Les prières, les chants, les actes sexuels, les funérailles, tous les actes sociaux étaient des moyens pour chacun, en fonction de son rôle dans la société – et les femmes n'avaient pas les mêmes que les hommes – de participer à la régénération du monde qui, si on ne s'en occupait pas, risquait de ne plus être renouvelé.
Les Grecs auraient commencé par retrancher les hommes de ce rôle régénérant, via la mythologie des dieux de l'Olympe, leur capacité à s'auto-engendrer sans matrice féminine, avant de reléguer les femmes et ce qui restait de leur rapport au monde à des superstitions dévalorisantes.

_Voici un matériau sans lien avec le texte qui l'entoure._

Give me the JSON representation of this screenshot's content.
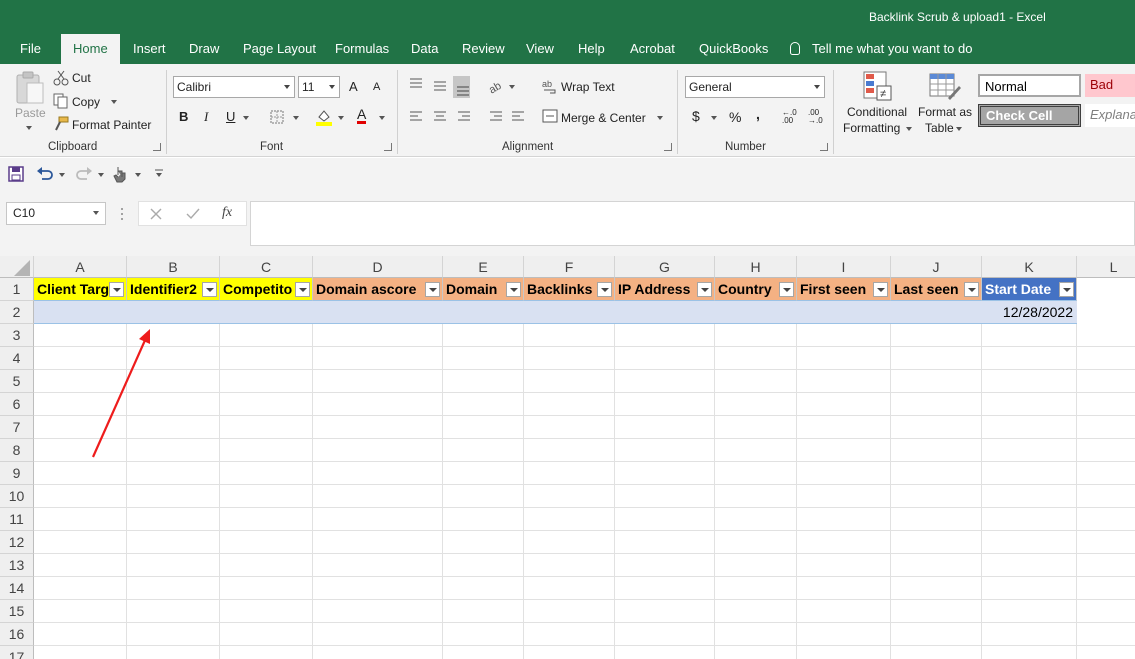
{
  "window": {
    "title": "Backlink Scrub & upload1  -  Excel"
  },
  "tabs": [
    {
      "label": "File"
    },
    {
      "label": "Home"
    },
    {
      "label": "Insert"
    },
    {
      "label": "Draw"
    },
    {
      "label": "Page Layout"
    },
    {
      "label": "Formulas"
    },
    {
      "label": "Data"
    },
    {
      "label": "Review"
    },
    {
      "label": "View"
    },
    {
      "label": "Help"
    },
    {
      "label": "Acrobat"
    },
    {
      "label": "QuickBooks"
    }
  ],
  "active_tab": "Home",
  "tell_me": "Tell me what you want to do",
  "clipboard": {
    "paste": "Paste",
    "cut": "Cut",
    "copy": "Copy",
    "format_painter": "Format Painter",
    "label": "Clipboard"
  },
  "font": {
    "name": "Calibri",
    "size": "11",
    "bold": "B",
    "italic": "I",
    "underline": "U",
    "label": "Font",
    "grow": "A",
    "shrink": "A",
    "color_letter": "A"
  },
  "alignment": {
    "wrap_text": "Wrap Text",
    "merge_center": "Merge & Center",
    "label": "Alignment"
  },
  "number": {
    "format": "General",
    "currency": "$",
    "percent": "%",
    "comma": ",",
    "inc_dec": "←.0 .00",
    "dec_dec": ".00 →.0",
    "label": "Number"
  },
  "styles": {
    "conditional_formatting": [
      "Conditional",
      "Formatting"
    ],
    "format_as_table": [
      "Format as",
      "Table"
    ],
    "normal": "Normal",
    "bad": "Bad",
    "check_cell": "Check Cell",
    "explanatory": "Explanat"
  },
  "formula_bar": {
    "name_box": "C10",
    "fx": "fx",
    "content": ""
  },
  "columns": [
    "A",
    "B",
    "C",
    "D",
    "E",
    "F",
    "G",
    "H",
    "I",
    "J",
    "K",
    "L"
  ],
  "rows": [
    "1",
    "2",
    "3",
    "4",
    "5",
    "6",
    "7",
    "8",
    "9",
    "10",
    "11",
    "12",
    "13",
    "14",
    "15",
    "16",
    "17"
  ],
  "headers": [
    {
      "text": "Client Targ",
      "color": "#ffff00"
    },
    {
      "text": "Identifier2",
      "color": "#ffff00"
    },
    {
      "text": "Competito",
      "color": "#ffff00"
    },
    {
      "text": "Domain ascore",
      "color": "#f4b183"
    },
    {
      "text": "Domain",
      "color": "#f4b183"
    },
    {
      "text": "Backlinks",
      "color": "#f4b183"
    },
    {
      "text": "IP Address",
      "color": "#f4b183"
    },
    {
      "text": "Country",
      "color": "#f4b183"
    },
    {
      "text": "First seen",
      "color": "#f4b183"
    },
    {
      "text": "Last seen",
      "color": "#f4b183"
    },
    {
      "text": "Start Date",
      "color": "#4472c4"
    }
  ],
  "row2": {
    "start_date": "12/28/2022"
  },
  "annotation": {
    "color": "#ff0000"
  }
}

Emilie Hache poursuit son enquête et montre ensuite comment la naissance des religions monothéistes a donné une nouvelle inflexion à cette relation entre les hommes et le monde. En accordant leur foi à un dieu qui, contrairement aux dieux précédents, loin d'être faillible, d'incarner certains des attributs du monde parmi une myriade d'autres, aurait créé le monde et l'homme à son image, les chrétiens coupent la divinité du monde. Il ne s'agit plus alors de contribuer à la bonne marche d'un monde auquel nous participons tous, végétaux comme animaux, morts comme vivants, esprits comme corps mais de veiller au bon déroulement du plan divin menant, à la fin des temps, au jugement dernier. le monde devient le lieu de déploiement de la volonté divine et les hommes, tous frères en chrétienté, ses plus fidèles exécutants.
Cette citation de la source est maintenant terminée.